D. – In questo scenario, è stato spostato un contingente di circa 500 marines dalla Spagna alla base di Sigonella, in Sicilia: è possibile un intervento?

R. – Gli Stati Uniti non vogliono trovarsi nuovamente impreparati a un possibile attentato contro l’Ambasciata americana a Tripoli. Il Consolato americano a Bengasi in questo momento non è funzionante dopo l’attentato dell’11 settembre scorso. Più che un intervento, direi che si tratta di una scelta della amministrazione Obama contro le critiche, sia dell’opposizione sia da alcuni democratici, per la mancata prevenzione dell’attentato a Bengasi l’11 settembre scorso.

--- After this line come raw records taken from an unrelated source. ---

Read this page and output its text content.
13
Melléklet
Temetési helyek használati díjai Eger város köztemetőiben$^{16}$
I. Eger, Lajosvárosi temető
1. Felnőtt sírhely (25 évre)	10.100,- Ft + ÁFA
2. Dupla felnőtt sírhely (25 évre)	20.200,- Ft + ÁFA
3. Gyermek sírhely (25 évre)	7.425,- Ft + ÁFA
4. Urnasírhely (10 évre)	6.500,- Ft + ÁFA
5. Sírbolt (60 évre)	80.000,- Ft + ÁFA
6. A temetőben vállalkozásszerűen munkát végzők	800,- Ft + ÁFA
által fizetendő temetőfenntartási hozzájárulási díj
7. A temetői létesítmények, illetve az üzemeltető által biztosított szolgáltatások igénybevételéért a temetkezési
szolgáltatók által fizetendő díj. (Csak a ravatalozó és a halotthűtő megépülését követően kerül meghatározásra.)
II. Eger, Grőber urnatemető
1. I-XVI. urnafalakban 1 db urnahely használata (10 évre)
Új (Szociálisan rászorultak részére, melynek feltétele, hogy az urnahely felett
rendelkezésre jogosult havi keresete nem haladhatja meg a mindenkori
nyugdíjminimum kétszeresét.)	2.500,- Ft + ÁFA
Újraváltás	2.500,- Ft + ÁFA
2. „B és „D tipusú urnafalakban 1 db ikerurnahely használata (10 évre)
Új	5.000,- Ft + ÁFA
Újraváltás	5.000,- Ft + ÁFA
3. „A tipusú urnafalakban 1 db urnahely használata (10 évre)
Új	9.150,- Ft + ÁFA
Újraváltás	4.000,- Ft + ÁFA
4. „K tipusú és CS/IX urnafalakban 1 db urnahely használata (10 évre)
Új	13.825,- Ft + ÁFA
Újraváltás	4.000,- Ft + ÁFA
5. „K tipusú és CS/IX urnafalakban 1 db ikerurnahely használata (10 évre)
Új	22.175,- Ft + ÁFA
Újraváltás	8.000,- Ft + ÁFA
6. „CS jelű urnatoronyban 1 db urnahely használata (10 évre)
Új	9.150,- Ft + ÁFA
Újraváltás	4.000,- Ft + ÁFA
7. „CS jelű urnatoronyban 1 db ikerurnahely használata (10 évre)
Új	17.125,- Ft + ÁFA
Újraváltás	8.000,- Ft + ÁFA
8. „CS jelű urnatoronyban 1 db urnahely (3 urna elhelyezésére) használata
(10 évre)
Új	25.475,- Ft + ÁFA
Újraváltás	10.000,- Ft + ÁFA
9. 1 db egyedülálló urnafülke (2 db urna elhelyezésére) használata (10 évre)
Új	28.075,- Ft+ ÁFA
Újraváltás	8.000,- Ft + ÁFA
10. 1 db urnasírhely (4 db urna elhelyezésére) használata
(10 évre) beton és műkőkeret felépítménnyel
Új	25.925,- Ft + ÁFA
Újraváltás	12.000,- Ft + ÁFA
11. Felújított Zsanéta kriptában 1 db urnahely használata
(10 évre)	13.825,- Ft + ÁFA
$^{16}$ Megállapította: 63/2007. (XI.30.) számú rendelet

D. – La Libia aveva un ruolo strategico all’interno del Maghreb: c’è il rischio che la situazione sul terreno, così frammentata, in realtà sia veicolo per nuove forze terroristiche?

R. – E’ indubbio che laddove vi sia un vuoto di potere, soprattutto in Nordafrica – e il caso del Mali è comunque un esempio significativo – quei movimenti legati al qaedismo internazionale possono trovare terreno fertile per porre le proprie basi e per andare a rafforzarsi. La debolezza intrinseca della Libia – dal punto di vista istituzionale, politico ed economico – certamente non fa altro che ampliare i rischi del rafforzamento di gruppi qaedisti nel Nordafrica.